2 and 3) The Redbreast and The Devil's Star - Jo Nesbo - I hadn't realized that the Harry Hole books should be read in sequence, and I read Nemesis, the second book, on my NOOK before reading Redbreast. So I knew something of what was going to happen in Redbreast. It was a great beginning to Nesbo's stories, and not spoiled by my reading Nemesis first. The Devil's Star follows Nemesis, and made me anxious to read the next in the series. Now I find that there is one book before Redbreast! These are pretty gritty stories, but I like the pace and most of the main characters.


4) Cloud Chamber - Michael Dorris - I had only read Yellow Raft in Blue Water by Dorris, so wasn't sure if this would be as good, but I did like it.
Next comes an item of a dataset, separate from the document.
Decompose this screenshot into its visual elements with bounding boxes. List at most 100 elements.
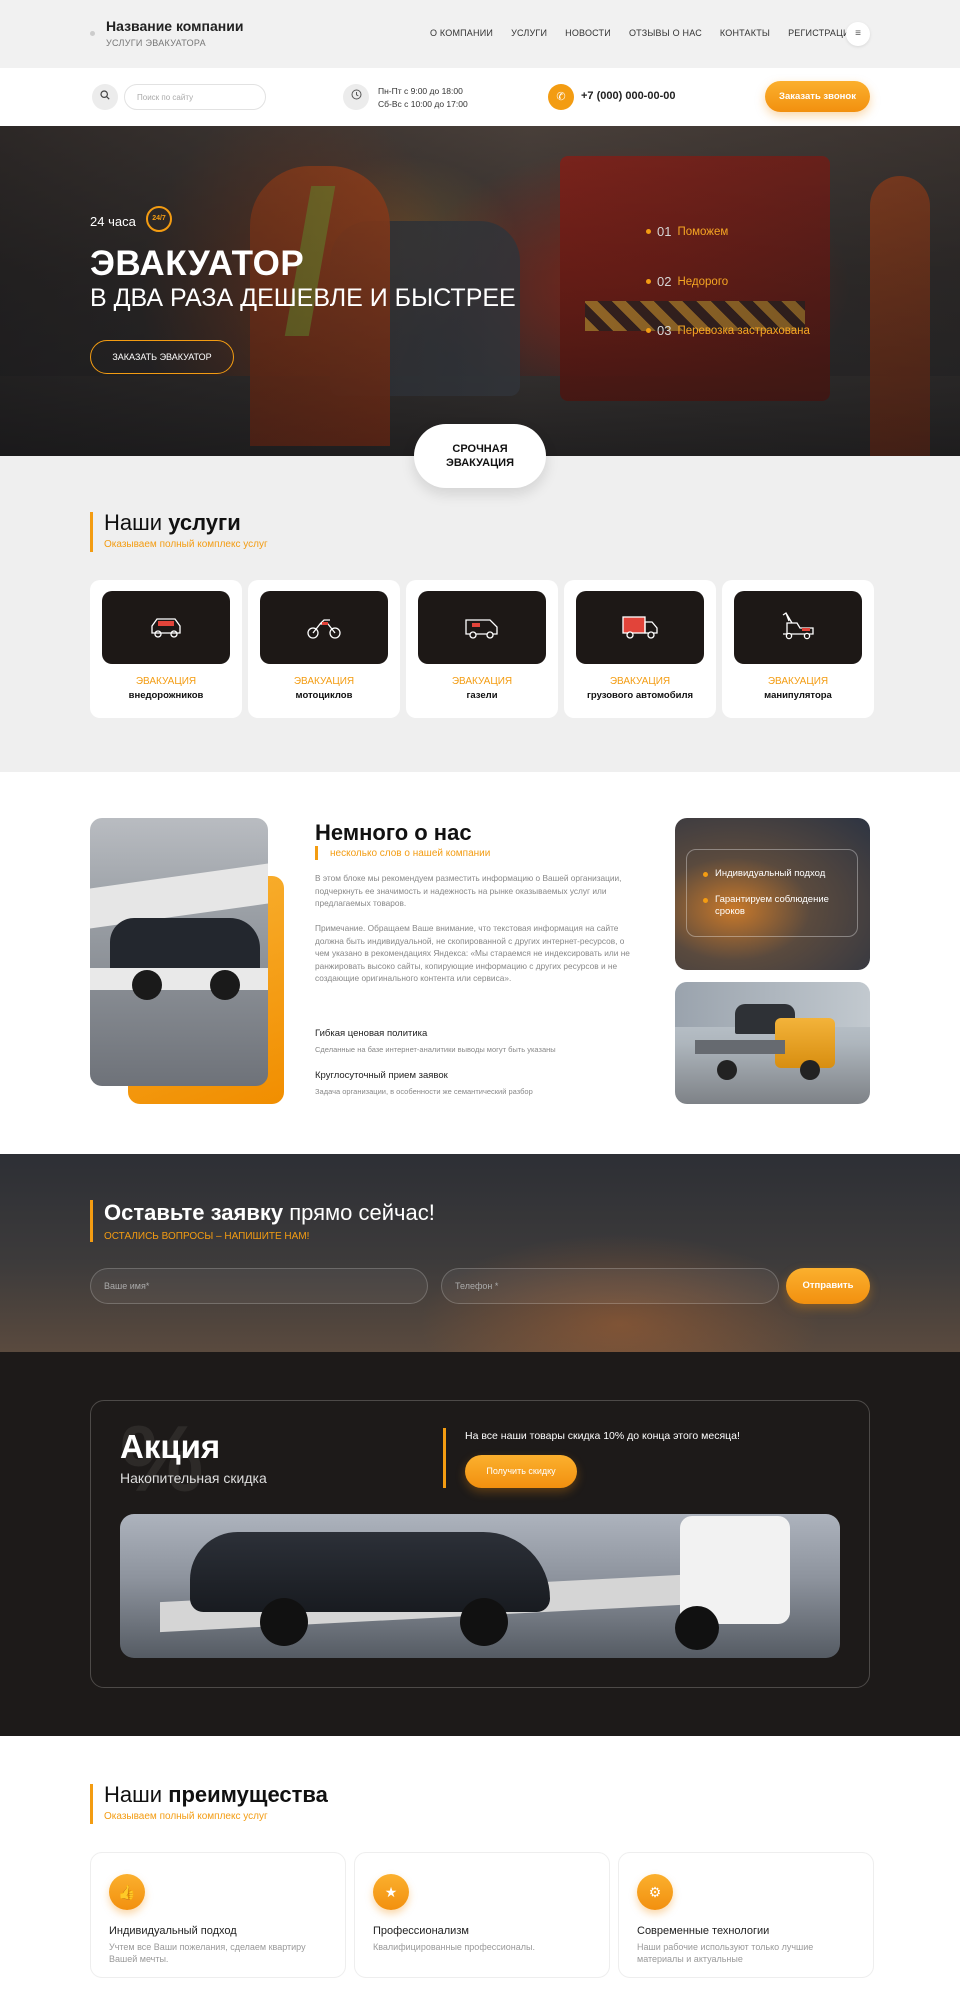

The plot follows a family from Ireland to Kentucky to California and on to Montana. It is told in the voices of the various members of the family - some are good people, but some are greedy and not anyone you'd want to know!


5) Two for Sorrow - Nicola Upson - The second mystery with Josephine Tey as the main character. I was surprised to find out who the murderer was, and the story - concerning baby farmers in the early 20th century who murdered newborns rather than finding adoptive homes for them - is based on actual case histories. These books are set in Britain between the two world wars - as are the Maisie Dobbs books - and I find them very interesting and good reads.


6) Hypothermia - Arnaldur Indridason - Erlandur is off again solving a suicide that everyone wishes he would just leave alone. And he is still worrying about missing persons - especially his brother whose bones have never been found. Very good - and read on NOOK.


7) Our Kind of Traitor - John le Carre - Audio Book - It has been years since I last read a le Carre book, but we bought the audio book in Nebraska for the long drive home, and it was well worth it - to my way of thinking, but not to my husband's. He prefers "Jane Austen endings" and this left him rewriting the last chapter - or adding another chapter - to his liking! I thought it was a typical John le Carre ending and didn't expect anything else. The reader - Robin Sachs (not a relative!) did a good job of portraying all the characters.


8) A Painted House - John Grisham - Audio Book - Another for the long days of driving. Interesting story unlike other books by Grisham, and a good one to listen to. A boy tells  the story of growing up on a cotton farm, and the poor life he and his family had when the crops weren't good. With a Tom Sawyer twist in painting the farm house.


So now it's back to housework with a lot of reading in between chores!